Saga Asia. A movie-like town at the foot of the Great Wall
This is what we came for, to China. The big Wall. I considered several times skipping this tourist part of China because, due to its fame, there’s a deeply rooted imaginary and I did not think that living it would change it that much. But I was wrong. We got to the Great Wall in Simatai from a small town that looked like a movie studio, the Water Town of Gubei.
We missed the first bus that would take us to the wall. After two hours of travel, on the second bus of the day, we arrived at a location that looked like a set. A rebuilt town that is often surrounded by water, but this time it was frozen. And with an air of a western movie, everything seemed abandoned, waiting for something to explode. Once again, there was not the crowd that I expected.
Most of the stores were closed, the resort was not fully booked. After walking around for a bit and finding our way to the cable car, we began to climb the Simatai wall, the section, of what was 21,196 km of wall, that’s “most dangerous” since its reconstruction has not been total, only a few retouches on its structure, so that the tourist has that feeling of how it was thousands of years ago. And it was. There is nothing that brings you back more to another era than a broken structure, beaten by time. And nothing that impresses more than the view from the watchtowers from where you see the wall as far as your eye can reach, and from where you realize that it is impossible for it to be visible from space.
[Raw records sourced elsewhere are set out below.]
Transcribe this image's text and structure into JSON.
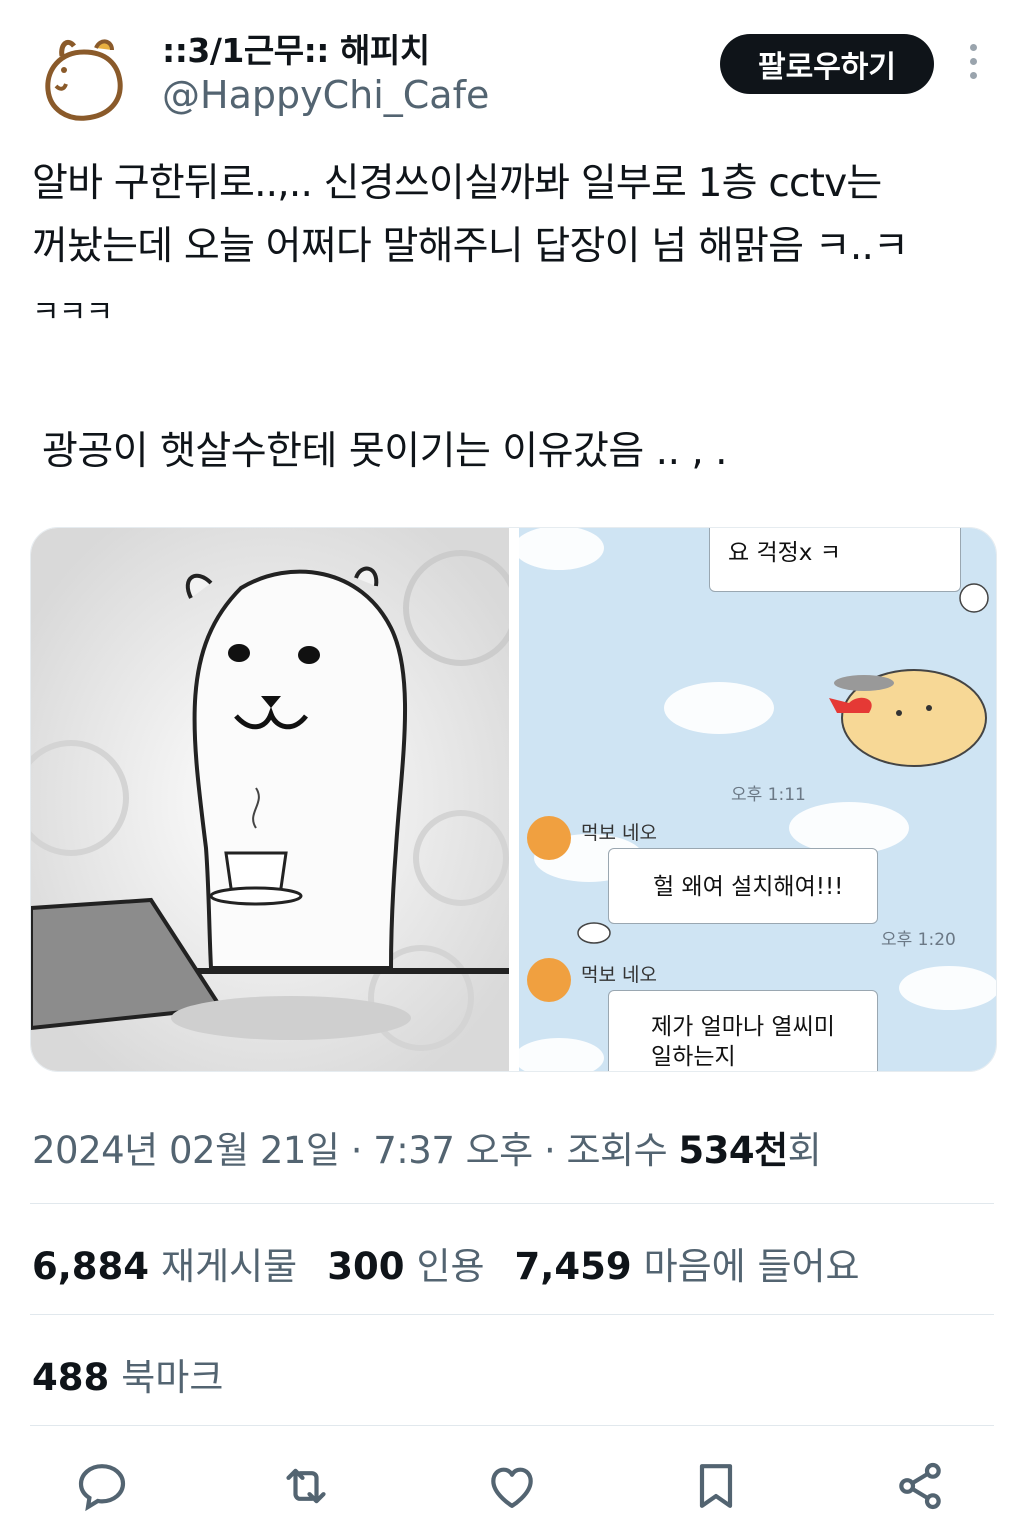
{
  "header": {
    "display_name": "::3/1근무:: 해피치",
    "handle": "@HappyChi_Cafe",
    "follow_label": "팔로우하기"
  },
  "tweet": {
    "line1": "알바 구한뒤로..,.. 신경쓰이실까봐 일부로 1층 cctv는",
    "line2": "꺼놨는데 오늘 어쩌다 말해주니 답장이 넘 해맑음 ㅋ..ㅋ",
    "line3": "ㅋㅋㅋ",
    "line4": "광공이 햇살수한테 못이기는 이유갔음 .. , ."
  },
  "chat": {
    "top_bubble": "요 걱정x ㅋ",
    "time1": "오후 1:11",
    "sender1": "먹보 네오",
    "msg1": "헐 왜여 설치해여!!!",
    "time2": "오후 1:20",
    "sender2": "먹보 네오",
    "msg2_line1": "제가 얼마나 열씨미",
    "msg2_line2": "일하는지"
  },
  "meta": {
    "date": "2024년 02월 21일",
    "sep1": " · ",
    "time": "7:37 오후",
    "sep2": " · ",
    "views_label": "조회수 ",
    "views_value": "534천",
    "views_suffix": "회"
  },
  "stats": {
    "retweets_value": "6,884",
    "retweets_label": "재게시물",
    "quotes_value": "300",
    "quotes_label": "인용",
    "likes_value": "7,459",
    "likes_label": "마음에 들어요",
    "bookmarks_value": "488",
    "bookmarks_label": "북마크"
  },
  "actions": [
    "reply-icon",
    "retweet-icon",
    "like-icon",
    "bookmark-icon",
    "share-icon"
  ],
  "colors": {
    "text_primary": "#0f1419",
    "text_secondary": "#536471",
    "chat_bg": "#cfe4f3",
    "follow_bg": "#0f1419"
  }
}
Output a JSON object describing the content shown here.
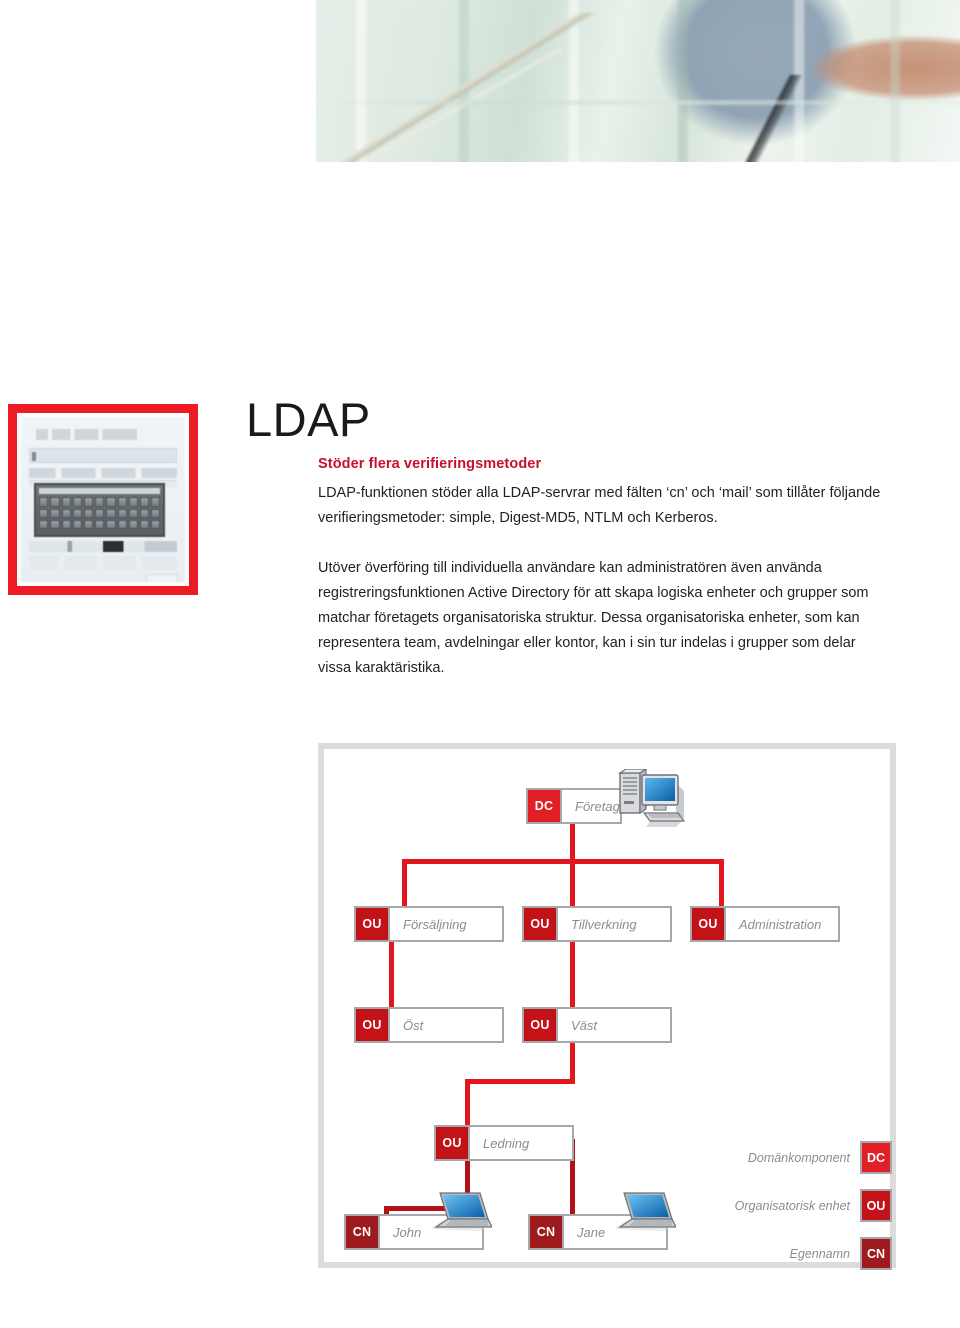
{
  "page": {
    "title": "LDAP",
    "hero_image": "office-glass-partition-photo",
    "thumbnail_image": "device-control-panel-screenshot"
  },
  "content": {
    "lead_heading": "Stöder flera verifieringsmetoder",
    "paragraphs": [
      "LDAP-funktionen stöder alla LDAP-servrar med fälten ‘cn’ och ‘mail’ som tillåter följande verifieringsmetoder: simple, Digest-MD5, NTLM och Kerberos.",
      "Utöver överföring till individuella användare kan administratören även använda registreringsfunktionen Active Directory för att skapa logiska enheter och grupper som matchar företagets organisatoriska struktur. Dessa organisatoriska enheter, som kan representera team, avdelningar eller kontor, kan i sin tur indelas i grupper som delar vissa karaktäristika."
    ]
  },
  "diagram": {
    "nodes": {
      "root": {
        "tag": "DC",
        "label": "Företag",
        "icon": "desktop-computer-icon"
      },
      "sales": {
        "tag": "OU",
        "label": "Försäljning",
        "icon": ""
      },
      "manufacture": {
        "tag": "OU",
        "label": "Tillverkning",
        "icon": ""
      },
      "admin": {
        "tag": "OU",
        "label": "Administration",
        "icon": ""
      },
      "east": {
        "tag": "OU",
        "label": "Öst",
        "icon": ""
      },
      "west": {
        "tag": "OU",
        "label": "Väst",
        "icon": ""
      },
      "management": {
        "tag": "OU",
        "label": "Ledning",
        "icon": ""
      },
      "john": {
        "tag": "CN",
        "label": "John",
        "icon": "laptop-icon"
      },
      "jane": {
        "tag": "CN",
        "label": "Jane",
        "icon": "laptop-icon"
      }
    },
    "legend": [
      {
        "text": "Domänkomponent",
        "tag": "DC"
      },
      {
        "text": "Organisatorisk enhet",
        "tag": "OU"
      },
      {
        "text": "Egennamn",
        "tag": "CN"
      }
    ]
  },
  "colors": {
    "accent_red": "#c8102e",
    "tag_dc": "#e31f26",
    "tag_ou": "#c41219",
    "tag_cn": "#9e1a1c",
    "connector": "#e2161d",
    "frame_gray": "#dcdcdc",
    "label_gray": "#8c8c8c"
  }
}
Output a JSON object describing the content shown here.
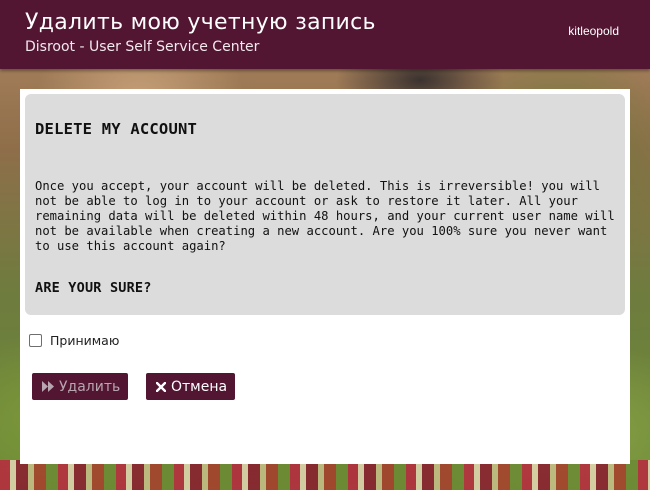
{
  "header": {
    "title": "Удалить мою учетную запись",
    "subtitle": "Disroot - User Self Service Center",
    "username": "kitleopold"
  },
  "warning": {
    "heading": "DELETE MY ACCOUNT",
    "body": "Once you accept, your account will be deleted. This is irreversible! you will not be able to log in to your account or ask to restore it later. All your remaining data will be deleted within 48 hours, and your current user name will not be available when creating a new account. Are you 100% sure you never want to use this account again?",
    "question": "ARE YOUR SURE?"
  },
  "form": {
    "accept_label": "Принимаю",
    "accept_checked": false,
    "delete_label": "Удалить",
    "delete_icon": "fast-forward-icon",
    "cancel_label": "Отмена",
    "cancel_icon": "close-icon"
  },
  "colors": {
    "brand": "#521633",
    "panel_background": "#ffffff",
    "warning_background": "#dcdcdc",
    "disabled_text": "#b9a5af"
  }
}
We had the stage almost to ourselves. We didn’t have to push or get pushed to get privileged positions to enjoy a view of, what it felt like the whole of China. We were able to enjoy the monument without adult supervision. The freedom of space is invaluable. And always accompanying us, the pollution on the horizon, which should have bothered us but, instead, added a cinematic touch to what we were recording in our memories. A moment of privilege that forced me to feel grateful. I hadn’t breathed air so dirty that felt so cleansing.
There is something about being so high and being able to see everything. In being so high and seeing the sun retreat at your feet.
As it was getting dark they forced us to go down, although this section of the wall has lights that illuminate the trails. We went down to experience the festival for the New Year that was being celebrated in the small town. By this point I should have learned not to be surprised, but a drone show, simulating Chinese lamps, lit up the blue sky that refused to turn black. Our verbal expressions of amazement merged with those of the locals who, like us, also took the opportunity to take some photos of the lights illuminating a 2020 that already had COVID19, and at that time, things only continued to get worse because, after our two hour ride back home, in which we slept most of the time, it had been decided that the Forbidden City would be closed, and that I could no longer see it and that this happens to me for leaving everything for last.